Update: Tinakori in the comments reckons it was the Grey River Argus who wrote something like ‘We have warned the Kaiser . . .’ There’s a front page from 1914 here. Look at all the sponsored content!
Another update: Apparently it was the Grey River Argus but ‘We have repeatedly warned the Czar . . .’
Roy Morgan reckons:
During July support for National jumped a large 10% to 53%, now well ahead of a potential Labour/Greens alliance 37% (down 5.5%). If a New Zealand Election was held now the latest NZ Roy Morgan Poll shows National, with their biggest lead since May 2015, would win easily.
However, support for the National partners was down slightly with the Maori Party down 1.5% to 0.5%, Act NZ was up 0.5% to 1% and United Future was 0% (unchanged).
Support fell for all three Parliamentary Opposition parties; Labour’s support was 25.5% (down 2.5%) – the lowest support for Labour since May 2015; Greens support was 11.5% (down 3%) and NZ First 7% (down 2%). Of parties outside Parliament the Conservative Party of NZ was 0.5% (down 0.5%), the Mana Party was 0.5% (unchanged) and support for Independent/ Other was 0.5% (down 0.5%).
Wow! The easiest thing to say is that this is a rogue poll, and that quarter of a million people did not switch to National in the last month. But maybe the last poll was rogue, and National’s support really is that high? Who knows?
No doubt Labour will start leaking that their secret polls show them getting a major bump after their conference. If you added all the bumps they’ve claimed from their private polls they’d be on about 500% by now.

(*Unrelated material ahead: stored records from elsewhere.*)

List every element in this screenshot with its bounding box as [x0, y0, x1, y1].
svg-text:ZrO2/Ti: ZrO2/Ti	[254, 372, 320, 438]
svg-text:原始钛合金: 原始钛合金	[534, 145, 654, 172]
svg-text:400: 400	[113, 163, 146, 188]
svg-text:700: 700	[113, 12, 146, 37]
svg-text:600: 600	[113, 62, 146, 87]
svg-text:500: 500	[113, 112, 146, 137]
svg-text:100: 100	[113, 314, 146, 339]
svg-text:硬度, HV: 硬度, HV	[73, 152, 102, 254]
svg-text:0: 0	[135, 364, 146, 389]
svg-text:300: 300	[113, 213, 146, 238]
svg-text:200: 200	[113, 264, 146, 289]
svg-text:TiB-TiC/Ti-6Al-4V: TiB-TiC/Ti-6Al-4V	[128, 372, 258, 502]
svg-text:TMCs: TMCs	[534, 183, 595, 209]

My guess about the swing – if there was a swing – is that the news recently has been dominated by horror, fear and uncertainty. Terror attacks, racial violence in the US, Brexit, and so voters are looking for political stability and supporting National. If they are.
Does anyone else get the feeling that this Dom-Post story about a leaked email from a former Wellington Council transport adviser disgusted with the council’s handling of the cycle way has been super-carefully parsed and quoted by the newspaper that crusaded against the cycle-way? If anyone has a complete version of the email I’d be glad to post it.